Florida Restrictions on Credit Scoring Overturned

4 January 2007 · 1 Comment

As seen at Insurance Journal:

A Florida Administrative Law Judge has declared that the Florida Office of Insurance Regulation’s rule restricting the use of credit information by insurers is invalid.

In a Dec. 29 ruling, Judge Lawrence P. Stevenson of the Florida Division of Administrative Hearings blocked the OIR from restricting insurers in how they may base their underwriting and pricing decisions on potential customers’ credit scores.

OIR filed its rule in March 2005 to implement the credit law passed by the Florida Legislature in 2003. That law, based on a National Conference of Insurance Legislators’ model, authorized insurers’ use of credit information and credit scores in underwriting and rating.

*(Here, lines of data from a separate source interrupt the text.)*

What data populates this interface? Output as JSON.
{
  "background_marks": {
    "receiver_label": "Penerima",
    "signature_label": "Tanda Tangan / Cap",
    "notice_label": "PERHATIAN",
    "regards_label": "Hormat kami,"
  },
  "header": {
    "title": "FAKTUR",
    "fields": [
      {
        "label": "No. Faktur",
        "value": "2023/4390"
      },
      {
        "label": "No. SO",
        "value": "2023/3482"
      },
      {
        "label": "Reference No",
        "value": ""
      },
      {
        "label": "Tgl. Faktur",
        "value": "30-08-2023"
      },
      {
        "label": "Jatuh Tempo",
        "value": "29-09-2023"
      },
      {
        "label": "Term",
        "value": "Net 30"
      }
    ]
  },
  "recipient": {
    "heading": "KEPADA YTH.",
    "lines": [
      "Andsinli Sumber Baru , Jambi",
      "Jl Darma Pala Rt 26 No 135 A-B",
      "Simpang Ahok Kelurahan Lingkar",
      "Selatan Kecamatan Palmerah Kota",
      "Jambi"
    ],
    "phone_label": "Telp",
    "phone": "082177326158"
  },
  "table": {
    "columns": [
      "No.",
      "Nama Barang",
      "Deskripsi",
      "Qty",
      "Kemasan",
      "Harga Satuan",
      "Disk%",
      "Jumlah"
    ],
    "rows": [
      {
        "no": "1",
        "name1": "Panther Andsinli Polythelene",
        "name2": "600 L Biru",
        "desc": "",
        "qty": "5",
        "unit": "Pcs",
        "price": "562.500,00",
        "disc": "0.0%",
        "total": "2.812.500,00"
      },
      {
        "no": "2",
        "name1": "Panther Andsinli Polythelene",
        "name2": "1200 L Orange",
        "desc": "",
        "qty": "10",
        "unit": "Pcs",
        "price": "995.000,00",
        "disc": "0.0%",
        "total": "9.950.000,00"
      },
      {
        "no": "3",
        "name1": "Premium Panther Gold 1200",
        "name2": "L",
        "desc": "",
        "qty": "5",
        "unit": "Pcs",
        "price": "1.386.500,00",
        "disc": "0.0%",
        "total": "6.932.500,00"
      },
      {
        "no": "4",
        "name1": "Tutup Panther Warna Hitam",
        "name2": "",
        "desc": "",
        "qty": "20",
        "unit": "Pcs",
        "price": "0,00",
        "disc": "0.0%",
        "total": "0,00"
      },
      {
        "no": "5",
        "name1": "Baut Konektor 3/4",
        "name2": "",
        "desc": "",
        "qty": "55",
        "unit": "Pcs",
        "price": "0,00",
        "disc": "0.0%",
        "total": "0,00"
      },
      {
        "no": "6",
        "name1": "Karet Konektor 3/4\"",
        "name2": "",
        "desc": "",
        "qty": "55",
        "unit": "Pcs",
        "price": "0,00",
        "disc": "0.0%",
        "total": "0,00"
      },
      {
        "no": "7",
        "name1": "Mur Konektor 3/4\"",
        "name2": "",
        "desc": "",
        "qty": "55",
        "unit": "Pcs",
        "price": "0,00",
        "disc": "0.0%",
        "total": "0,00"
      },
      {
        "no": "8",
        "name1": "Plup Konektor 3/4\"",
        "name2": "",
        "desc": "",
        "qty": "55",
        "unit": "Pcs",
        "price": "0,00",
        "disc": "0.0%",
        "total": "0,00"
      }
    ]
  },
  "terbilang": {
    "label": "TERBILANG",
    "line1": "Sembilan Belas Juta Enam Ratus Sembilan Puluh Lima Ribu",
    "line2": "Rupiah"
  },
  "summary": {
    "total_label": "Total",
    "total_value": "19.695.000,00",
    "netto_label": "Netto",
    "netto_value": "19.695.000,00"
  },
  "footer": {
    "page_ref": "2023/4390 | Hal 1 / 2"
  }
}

The IJ article doesn’t spell it out completely clearly, but the OIR’s rule was a back-door ban on scoring, requiring insurers to prove that their implementation of scoring didn’t have a disparate impact on protected groups.

That proof is something that can really only be done using data insurers are barred from collecting, and at an industry level, rather than the state-mandated per-company proof.

Since the requested support information can’t be generated, the rule ends up effectively being a ban on scoring. Thus the legal challenge from the industry.